I was in the sauna the other day. Unfortunately, it's a co-ed sauna.

So I go in and I sit in the corner and there's one guy, prolly mid-late 50s, in there. I have no reason or desire to talk to him, but I guess because of our proximity, he thinks it's a good idea.

I learn that he likes the pool very cold instead of lukewarm.

I learn that he drinks beer and eats brats a lot more in the summer, when he's grilling with his buddies, so he gains more weight in the summer than winter.

I learn that he pigs out quite a bit between Thanksgiving and New Year's, but because he works out a lot, it doesn't matter.

I learn that his wife doesn't like to swim, but she likes that new aerobics class and goes on Tuesdays and Thursdays.

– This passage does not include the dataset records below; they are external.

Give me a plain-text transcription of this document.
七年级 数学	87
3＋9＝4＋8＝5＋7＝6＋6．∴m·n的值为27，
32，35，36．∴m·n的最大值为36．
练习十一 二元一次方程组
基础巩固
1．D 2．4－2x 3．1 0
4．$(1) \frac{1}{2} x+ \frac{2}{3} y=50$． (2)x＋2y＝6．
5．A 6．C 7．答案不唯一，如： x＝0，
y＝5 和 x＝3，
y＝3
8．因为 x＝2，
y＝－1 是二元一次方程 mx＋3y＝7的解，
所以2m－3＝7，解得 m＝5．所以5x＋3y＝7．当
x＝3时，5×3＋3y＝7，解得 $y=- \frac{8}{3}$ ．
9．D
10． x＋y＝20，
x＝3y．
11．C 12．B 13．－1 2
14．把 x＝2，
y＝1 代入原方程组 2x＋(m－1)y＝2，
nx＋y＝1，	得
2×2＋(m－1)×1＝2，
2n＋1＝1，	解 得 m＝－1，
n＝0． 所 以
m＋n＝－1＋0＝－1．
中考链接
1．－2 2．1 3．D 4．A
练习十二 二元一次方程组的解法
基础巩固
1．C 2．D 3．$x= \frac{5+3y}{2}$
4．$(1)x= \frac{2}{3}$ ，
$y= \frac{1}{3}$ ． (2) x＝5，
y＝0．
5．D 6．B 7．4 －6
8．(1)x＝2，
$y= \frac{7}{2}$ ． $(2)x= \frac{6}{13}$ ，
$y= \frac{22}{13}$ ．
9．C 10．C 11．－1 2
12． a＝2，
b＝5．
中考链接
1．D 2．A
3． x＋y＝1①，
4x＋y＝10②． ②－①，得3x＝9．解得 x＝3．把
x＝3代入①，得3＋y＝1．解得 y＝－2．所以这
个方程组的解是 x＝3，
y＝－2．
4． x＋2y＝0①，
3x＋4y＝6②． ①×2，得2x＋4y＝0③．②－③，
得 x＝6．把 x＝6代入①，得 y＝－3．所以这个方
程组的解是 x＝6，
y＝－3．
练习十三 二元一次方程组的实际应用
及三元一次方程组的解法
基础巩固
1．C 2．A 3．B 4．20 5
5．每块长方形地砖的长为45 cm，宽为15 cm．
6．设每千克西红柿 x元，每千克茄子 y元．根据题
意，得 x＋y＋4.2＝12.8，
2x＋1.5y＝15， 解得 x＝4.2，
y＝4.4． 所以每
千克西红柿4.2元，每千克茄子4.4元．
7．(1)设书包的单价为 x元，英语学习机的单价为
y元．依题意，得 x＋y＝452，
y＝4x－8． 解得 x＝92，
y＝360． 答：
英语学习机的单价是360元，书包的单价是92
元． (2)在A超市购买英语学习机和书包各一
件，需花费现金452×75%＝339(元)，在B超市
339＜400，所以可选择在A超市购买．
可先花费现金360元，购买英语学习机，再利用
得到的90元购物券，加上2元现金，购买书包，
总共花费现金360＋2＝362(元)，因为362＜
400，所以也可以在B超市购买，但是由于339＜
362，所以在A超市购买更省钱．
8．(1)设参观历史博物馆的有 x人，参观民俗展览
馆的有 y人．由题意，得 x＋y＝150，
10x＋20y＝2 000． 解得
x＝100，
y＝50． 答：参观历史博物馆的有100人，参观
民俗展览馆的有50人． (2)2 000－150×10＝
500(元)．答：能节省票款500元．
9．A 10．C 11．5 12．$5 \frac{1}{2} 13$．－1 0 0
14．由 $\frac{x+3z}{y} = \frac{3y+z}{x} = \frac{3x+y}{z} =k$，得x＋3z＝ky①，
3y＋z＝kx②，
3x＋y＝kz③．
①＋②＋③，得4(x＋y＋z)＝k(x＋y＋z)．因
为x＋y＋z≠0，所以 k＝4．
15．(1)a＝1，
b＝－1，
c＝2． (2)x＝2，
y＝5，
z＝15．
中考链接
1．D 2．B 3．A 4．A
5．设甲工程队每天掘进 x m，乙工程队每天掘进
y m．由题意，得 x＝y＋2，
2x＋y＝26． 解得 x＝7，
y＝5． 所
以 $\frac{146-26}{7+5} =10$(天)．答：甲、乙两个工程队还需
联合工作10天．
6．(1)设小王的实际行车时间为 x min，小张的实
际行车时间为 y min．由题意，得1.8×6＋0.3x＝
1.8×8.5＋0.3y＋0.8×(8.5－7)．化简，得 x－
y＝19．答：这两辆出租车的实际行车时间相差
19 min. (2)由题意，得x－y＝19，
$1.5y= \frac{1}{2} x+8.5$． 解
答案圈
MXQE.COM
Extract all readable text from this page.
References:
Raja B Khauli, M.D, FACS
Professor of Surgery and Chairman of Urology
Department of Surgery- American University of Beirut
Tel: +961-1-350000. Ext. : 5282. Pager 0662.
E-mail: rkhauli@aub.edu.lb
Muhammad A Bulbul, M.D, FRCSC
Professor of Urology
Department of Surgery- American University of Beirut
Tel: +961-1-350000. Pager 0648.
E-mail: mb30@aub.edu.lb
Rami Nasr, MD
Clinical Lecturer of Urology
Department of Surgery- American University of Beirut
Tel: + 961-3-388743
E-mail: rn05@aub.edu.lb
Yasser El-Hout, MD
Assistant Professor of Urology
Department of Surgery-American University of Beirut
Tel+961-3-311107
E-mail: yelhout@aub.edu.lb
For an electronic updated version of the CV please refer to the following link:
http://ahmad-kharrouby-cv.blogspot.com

Now, I'm not being rude, but the signals are there: head down, not making eye contact, acknowledging the statement but not offering one of my own. We are not conversing, mister, because I don't want to. Nor is his asking me questions about myself as much as he's downloading unnecessary information. He's friendly enough, but I don't want to make new friends in the sauna.

This goes on for about 5 minutes or so before he finally leaves. He wishes me a good day, and at that point I looked up at him and smiled and wished him the same.

Sheesh. You know, sometimes, it's okay not to talk.

dr. jay gross
1.13.09 @ 8:33a

Stroking egos...self-stroking that is, tells volumes on ones loneliness. I don't think I want anyone to know any of my desires, proclivities, or secrets so I don't talk....I listen. Our 'small' world demands instant communication. Technology is 1,000 years ahead of our ability to understand it....or ourselves.

adam kraemer
1.13.09 @ 9:45a

For the record, whoever critiqued my saying in paragraph 2, "I won't not bore you," that was 100% done on purpose. It's a joke. (I can't believe I'm explaining this.) People say, "I won't bore you with the details," but the details in this case weren't boring, so I wrote "I won't not bore you." Next time, assume I said what I meant.

I don't usually respond to my critics, but I felt this one needed correcting.

Oh, and go Eagles.

robert melos
1.13.09 @ 9:58a

When someone says, "to make a long story short," I always have the urge to say, "Too late."

Having said that, I think part of the problem with shaing is that some people are more secretive in nature, don't like to share, while others of us don't believe there should be any secrets. If you are an open book then you don't have to lie to people just to mess with their uninteresting and petty minds.

adam kraemer
1.13.09 @ 10:32a

Oh, well, I obviously keep few secrets from anyone. (Have you seen my columns?) But I think maybe the trick is to share that stuff (in person) only with people who ask.

It's like that scene in "Breakfast Club," where Aly Sheedy's character dumps her bag out, and Emilio Esteves' character later tells her, "I didn't dump my purse out on the couch and invite everyone into my problems." I think people sometimes do that metaphorically without being prompted. If I care about you, I'll ask about you. If I don't, then you probably shouldn't be opening up to me anyway.

robert melos
1.13.09 @ 7:51p

See I disagree here. People ask "How are you?" to be polite, but if you respond by saying, "miserable, my life sucks, I want to kill myself," most people will be horrified because they really didn't want to know. When people would meet my father and ask how he was he would always say terrible. It was amusing to see the look of horror on the faces of unsuspecting people who suddenly felt trapped into a conversation becuase they felt they had to say something more and they simply didn't want to.

Maybe I'm just a person who enjoys it when people implode before my eyes because I secretly, or not so secretly, dislike the majority of the human race. When someone rambles on and tells me TMI about themselves I relish it because you just know some day I'm going to use that in something I write. So please, feel free to share with me.

adam kraemer
1.14.09 @ 9:50a

I once experimented for a week by not saying anything when people would tell me something. You'd be amazed at how a) it took a while for anyone to catch on and b) they would just continue to ramble on to fill the silence. You can learn a lot more than someone would normally be willing to tell you simply by not responding.